Zulehner: Die Kirche kann man nicht über Strukturen retten
Als Schwäche der kirchlichen Reformbewegungen der vergangenen Jahrzehnte sieht der Pastoraltheologe Paul M. Zulehner, "dass man meint, die Kirche über Strukturen retten zu können". Der vor zehn Jahren gestartete "Aufruf zum Ungehorsam" der österreichischen Pfarrerinitiative als Beispiel dafür habe zwar Aufsehen erregt, sei aber im Grunde eine pfarrergewerkschaftliche Aktion geblieben und ins Leere gelaufen, sagte der emeritierte Wiener Professor in einem Interview mit der Linzer Kirchenzeitung (Ausgabe 19. Mai). Um die Kirche zu erneuern und die "Müdigkeit im Kirchenvolk wie in der Bischofskonferenz" zu überwinden, wäre ein "synodaler Weg aller" notwendig, so Zulehner.
Ungewohnt seien damals im Jahr 2011 nicht die schon bekannten Reformforderungen gewesen, sondern die Tatsache des Protestes von Pfarrern um Helmut Schüller gegen ihren Dienstgeber, blickte Zulehner zurück. Die Inhalte seien auch gar nicht diskutiert worden, da sich die Bischofskonferenz über den Ungehorsam geärgert und den Aufruf zu einer Frage der Autorität gemacht habe - nach dem Motto "Ja, derfen's denn des?".

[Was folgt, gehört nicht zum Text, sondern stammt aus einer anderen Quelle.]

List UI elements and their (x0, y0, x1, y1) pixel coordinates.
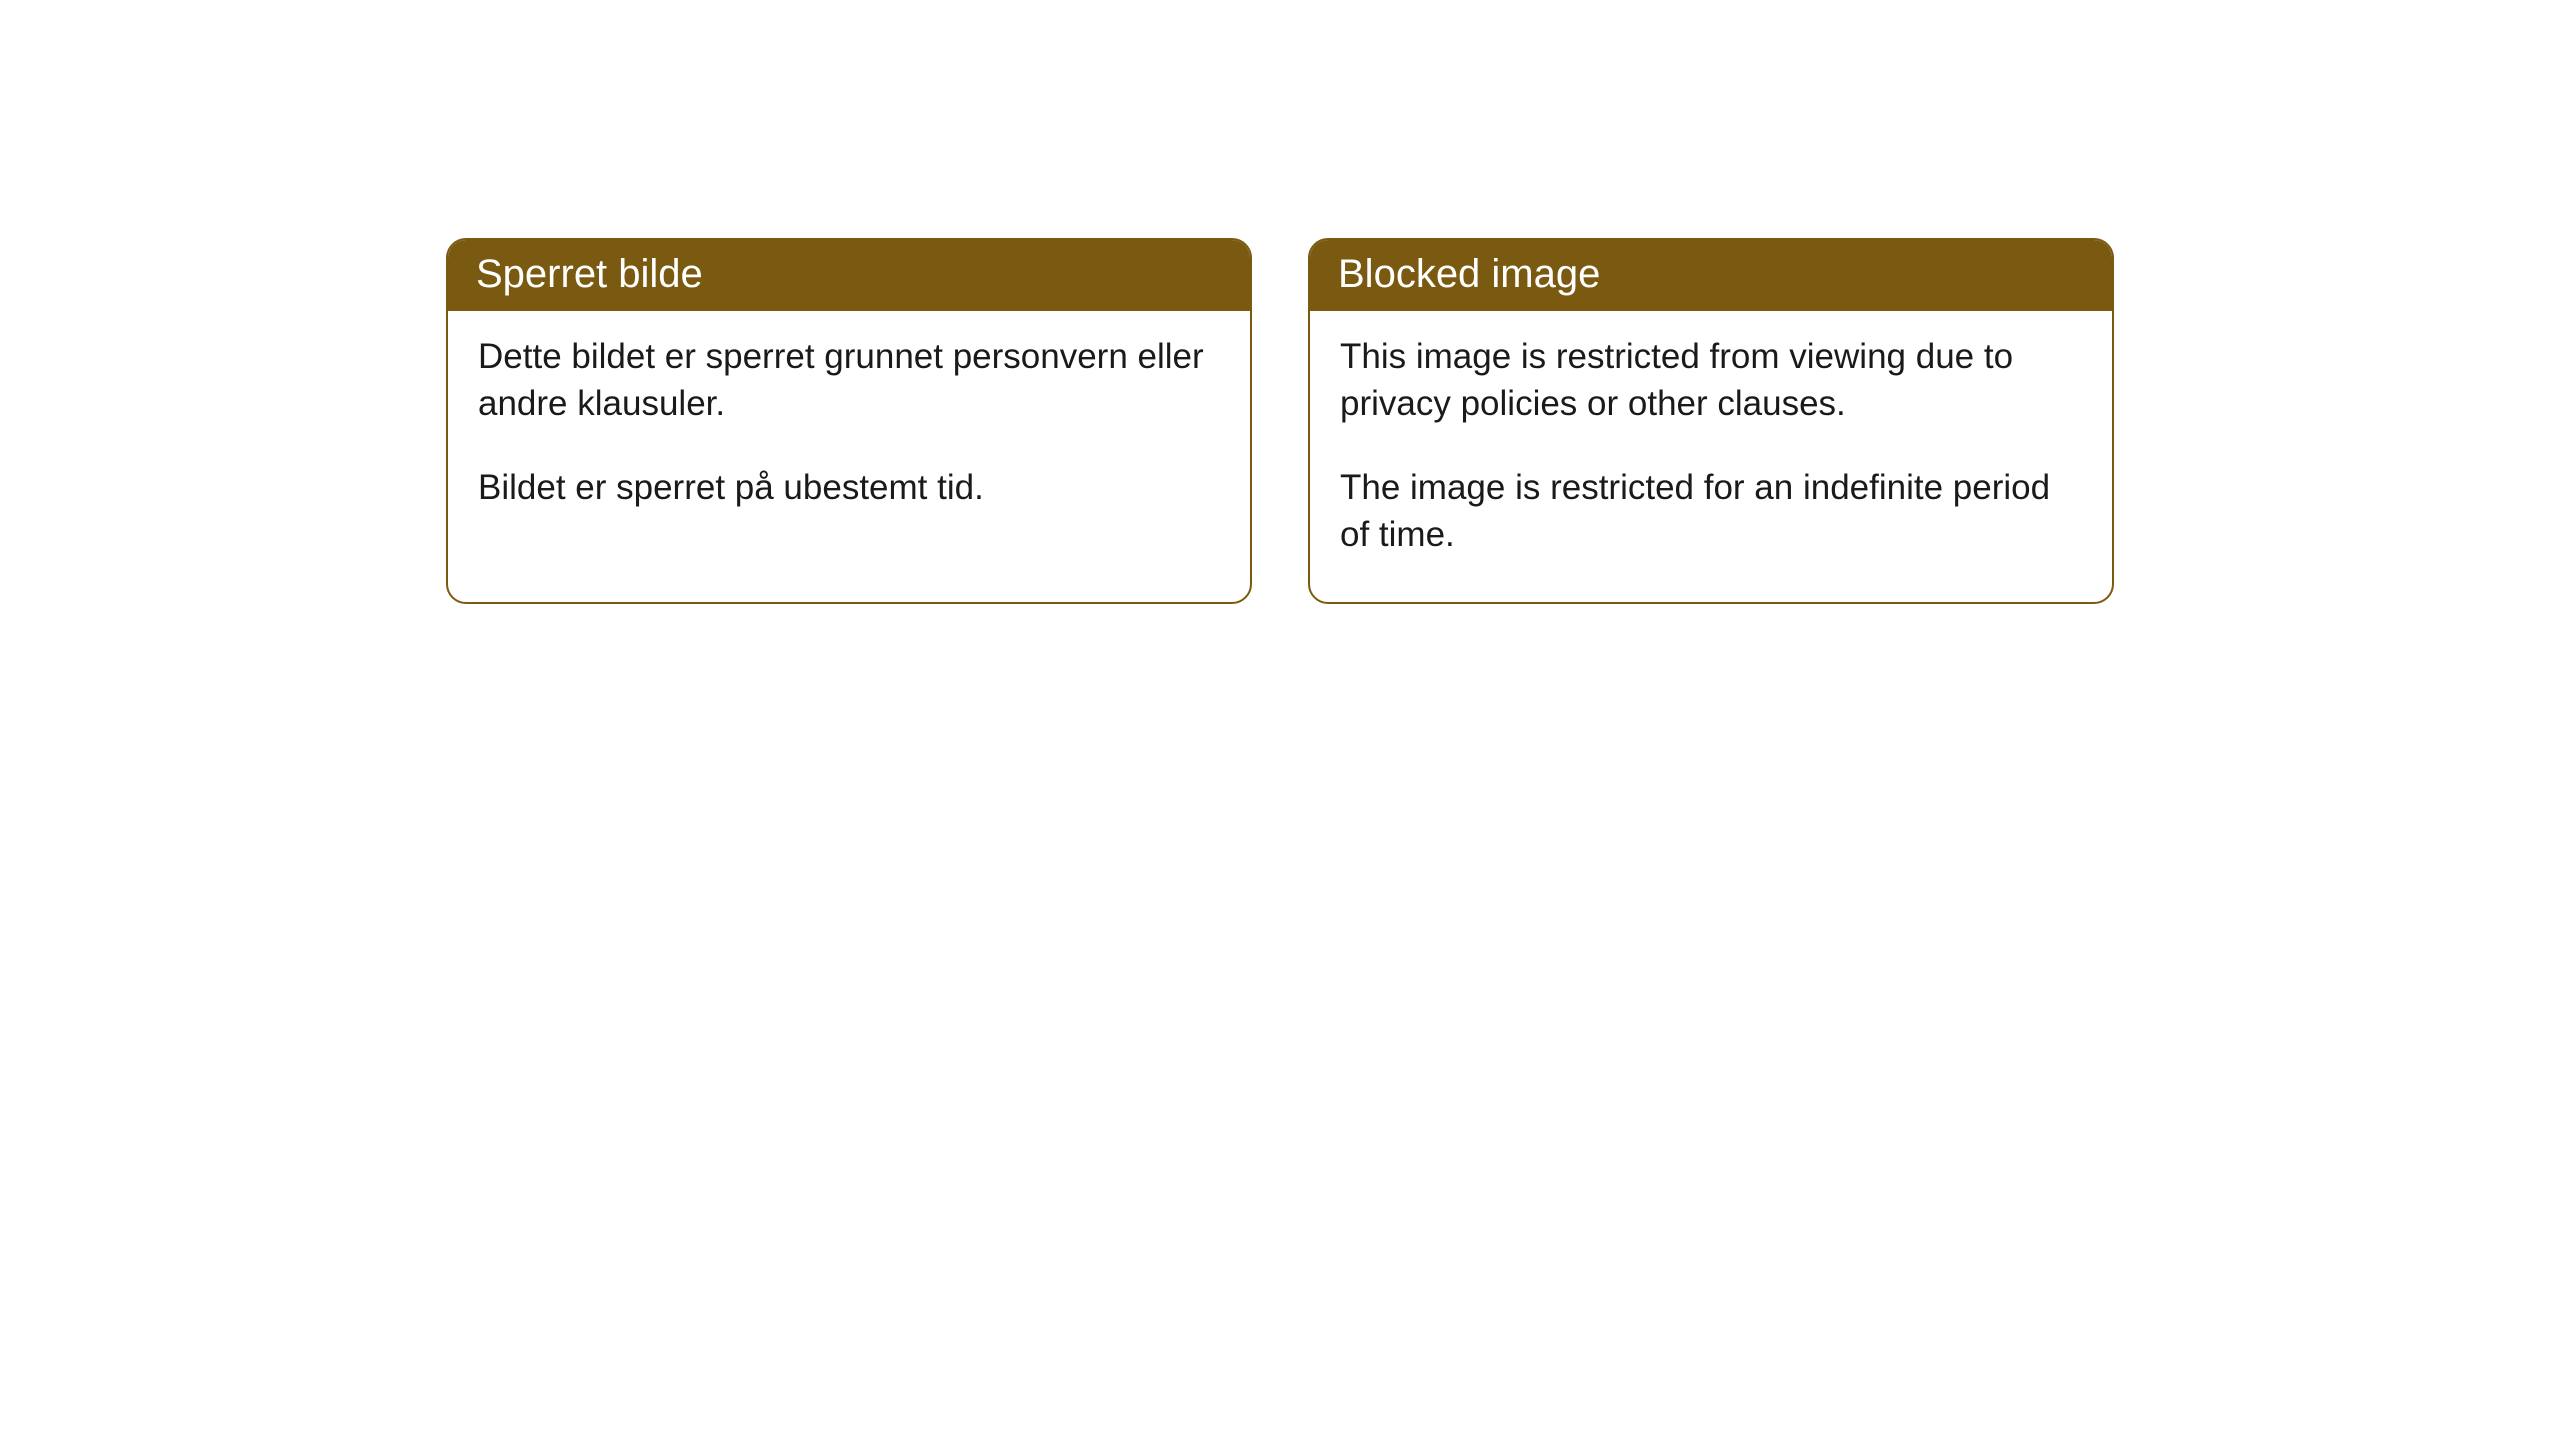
card-paragraph: This image is restricted from viewing du… (1340, 333, 2082, 428)
card-title: Sperret bilde (476, 252, 703, 296)
card-paragraph: The image is restricted for an indefinit… (1340, 464, 2082, 559)
card-body: Dette bildet er sperret grunnet personve… (448, 311, 1250, 555)
notice-container: Sperret bilde Dette bildet er sperret gr… (0, 0, 2560, 604)
card-header: Sperret bilde (448, 240, 1250, 311)
card-paragraph: Dette bildet er sperret grunnet personve… (478, 333, 1220, 428)
card-paragraph: Bildet er sperret på ubestemt tid. (478, 464, 1220, 511)
card-body: This image is restricted from viewing du… (1310, 311, 2112, 602)
card-title: Blocked image (1338, 252, 1600, 296)
card-header: Blocked image (1310, 240, 2112, 311)
notice-card-english: Blocked image This image is restricted f… (1308, 238, 2114, 604)
notice-card-norwegian: Sperret bilde Dette bildet er sperret gr… (446, 238, 1252, 604)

Da es also kein Weiterkommen gab, hätten sich die damals beteiligten, noch aus der Konzilsgeneration stammenden Priester in Folge im Sinn ihrer Ideen der Entwicklung zukunftsfähiger Gemeinden gewidmet, analysierte der Theologe. Manche der damals Engagierten hätten sich enttäuscht zurückgezogen oder gar aus der Kirche verabschiedet, andere hingegen würden nicht mehr zum Ungehorsam aufrufen und sich darauf konzentrieren, "was ihnen für eine gute Entwicklung wichtig ist".

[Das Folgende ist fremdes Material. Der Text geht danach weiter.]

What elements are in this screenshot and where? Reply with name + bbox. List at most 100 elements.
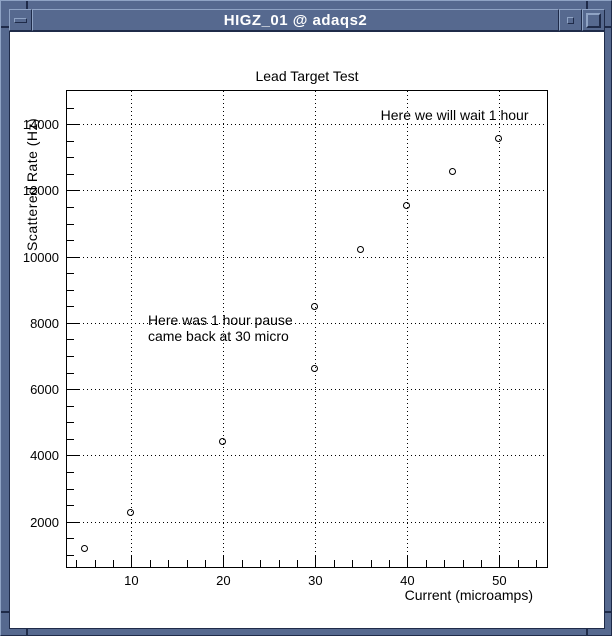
- large-square-icon: [586, 12, 601, 28]
- x-minor-tick: [76, 560, 78, 567]
- x-minor-tick: [333, 560, 335, 567]
- y-tick-label: 8000: [30, 315, 59, 331]
- y-tick-label: 10000: [22, 249, 59, 265]
- x-gridline: [315, 91, 317, 567]
- x-minor-tick: [388, 560, 390, 567]
- y-minor-tick: [67, 339, 74, 341]
- x-minor-tick: [480, 560, 482, 567]
- y-minor-tick: [67, 107, 74, 109]
- y-major-tick: [67, 256, 79, 258]
- y-minor-tick: [67, 157, 74, 159]
- resize-handle-top-right[interactable]: [586, 1, 588, 9]
- titlebar[interactable]: HIGZ_01 @ adaqs2: [9, 9, 605, 31]
- x-gridline: [407, 91, 409, 567]
- y-tick-label: 14000: [22, 117, 59, 133]
- y-major-tick: [67, 322, 79, 324]
- window-menu-button[interactable]: [9, 9, 32, 31]
- y-tick-label: 2000: [30, 514, 59, 530]
- x-major-tick: [499, 555, 501, 567]
- y-minor-tick: [67, 240, 74, 242]
- x-minor-tick: [352, 560, 354, 567]
- x-minor-tick: [94, 560, 96, 567]
- x-gridline: [131, 91, 133, 567]
- y-gridline: [67, 190, 547, 192]
- y-gridline: [67, 455, 547, 457]
- x-tick-label: 20: [216, 573, 231, 588]
- y-major-tick: [67, 190, 79, 192]
- data-point-marker: [448, 167, 456, 175]
- resize-handle-bottom-right[interactable]: [586, 627, 588, 635]
- y-major-tick: [67, 521, 79, 523]
- data-point-marker: [402, 202, 410, 210]
- resize-handle-left-top[interactable]: [1, 26, 9, 28]
- x-tick-label: 40: [400, 573, 415, 588]
- x-minor-tick: [260, 560, 262, 567]
- y-minor-tick: [67, 206, 74, 208]
- y-minor-tick: [67, 538, 74, 540]
- x-minor-tick: [278, 560, 280, 567]
- x-minor-tick: [204, 560, 206, 567]
- y-minor-tick: [67, 306, 74, 308]
- x-minor-tick: [462, 560, 464, 567]
- y-major-tick: [67, 455, 79, 457]
- maximize-button[interactable]: [582, 9, 605, 31]
- y-minor-tick: [67, 505, 74, 507]
- x-gridline: [499, 91, 501, 567]
- x-major-tick: [315, 555, 317, 567]
- x-major-tick: [223, 555, 225, 567]
- y-major-tick: [67, 124, 79, 126]
- resize-handle-top-left[interactable]: [26, 1, 28, 9]
- x-gridline: [223, 91, 225, 567]
- x-minor-tick: [112, 560, 114, 567]
- data-point-marker: [80, 545, 88, 553]
- x-tick-label: 30: [308, 573, 323, 588]
- x-minor-tick: [168, 560, 170, 567]
- canvas: Lead Target Test Current (microamps) Sca…: [9, 31, 605, 629]
- x-major-tick: [407, 555, 409, 567]
- y-minor-tick: [67, 488, 74, 490]
- y-minor-tick: [67, 140, 74, 142]
- annotation: Here we will wait 1 hour: [380, 106, 529, 123]
- x-axis-title: Current (microamps): [404, 587, 533, 603]
- y-minor-tick: [67, 223, 74, 225]
- x-tick-label: 10: [124, 573, 139, 588]
- data-point-marker: [218, 437, 226, 445]
- resize-handle-right-top[interactable]: [603, 26, 611, 28]
- y-minor-tick: [67, 273, 74, 275]
- y-tick-label: 12000: [22, 183, 59, 199]
- y-minor-tick: [67, 554, 74, 556]
- y-minor-tick: [67, 372, 74, 374]
- y-tick-label: 6000: [30, 382, 59, 398]
- x-major-tick: [131, 555, 133, 567]
- x-minor-tick: [186, 560, 188, 567]
- horizontal-bar-icon: [14, 17, 27, 23]
- data-point-marker: [126, 508, 134, 516]
- y-minor-tick: [67, 356, 74, 357]
- y-minor-tick: [67, 289, 74, 291]
- restore-button[interactable]: [559, 9, 582, 31]
- y-minor-tick: [67, 438, 74, 440]
- annotation: Here was 1 hour pause came back at 30 mi…: [147, 311, 293, 344]
- x-minor-tick: [517, 560, 519, 567]
- y-gridline: [67, 124, 547, 126]
- data-point-marker: [356, 245, 364, 253]
- x-minor-tick: [241, 560, 243, 567]
- resize-handle-right-bottom[interactable]: [603, 611, 611, 613]
- window-title: HIGZ_01 @ adaqs2: [32, 9, 559, 31]
- data-point-marker: [310, 364, 318, 372]
- x-minor-tick: [425, 560, 427, 567]
- plot-area: Lead Target Test Current (microamps) Sca…: [23, 68, 548, 603]
- x-tick-label: 50: [492, 573, 507, 588]
- y-axis-title: Scattered Rate (Hz): [24, 88, 40, 251]
- x-minor-tick: [536, 560, 538, 567]
- x-minor-tick: [370, 560, 372, 567]
- y-gridline: [67, 521, 547, 523]
- small-square-icon: [567, 16, 574, 24]
- data-point-marker: [494, 134, 502, 142]
- y-tick-label: 4000: [30, 448, 59, 464]
- resize-handle-left-bottom[interactable]: [1, 611, 9, 613]
- y-gridline: [67, 322, 547, 324]
- resize-handle-bottom-left[interactable]: [26, 627, 28, 635]
- y-gridline: [67, 389, 547, 391]
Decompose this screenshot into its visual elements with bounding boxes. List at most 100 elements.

Gelungen sei der Pfarrerinitiative laut Zulehner aber immerhin, Schwung in anstehende Fragen zu bringen. Zum Beispiel, "dass Gemeinden bewährte, verheiratete Männer und Frauen, für den priesterlichen Dienst wählen sollen, die der Bischof in ein Team weiht". Vor allem auf Ebene der Kirchengemeinden sei Entwicklung und Erneuerung denkbar; im Umgang mit innerkirchlichen Fragen wie Ökumene oder Homosexualität hätten sie - und auch die Zeit - die Kirchenleitung ohnehin "längst überholt".
Statt sich mit Internas aufzuhalten und eine "sterbende Kirchengestalt am Leben zu erhalten", wäre ein Hinausgehen an die "Ränder" wichtig, was Papst Franziskus nicht müde werde einzufordern, sagte Zulehner. Gelinge es, durch synodale Beratungen eine zeitgemäße Sprache über "den Glauben, Gott und unsere Hoffnung über den Tod hinaus" zu finden, könne sich die Kirche auch den Fragen der Gesellschaft wie Euthanasie und "Ehe light" beteiligen oder sich der Sorge um die von der Pandemie Verwundeten sowie der heutigen "Megathemen" Klima und Migration kompetent annehmen.
Große Erwartungen hegt der Pastoraltheologe für die Weltbischofssysnode 2022, bei der es um der Frage der Synodalität - Zulehner übersetzte den Begriff mit "geordnetes Hören aller auf den Geist Gottes heute" - gehen wird. Durchaus könnten die Kirchenreformer dabei ihre Ideen über die Delegierten der Ortskirche in die Synode einbringen. Zulehner: "Die Bischöfe sind gefordert, ihre Diözesen mutig in Rom zu vertreten und nicht nur umgekehrt. Die Reformfreude in den Ortskirchen entscheidet letztlich über den Erfolg des Pontifikats. Dann tragen wir auch dazu bei, dass unsere Weltkirche die anstehenden epochalen Herausforderungen meistert."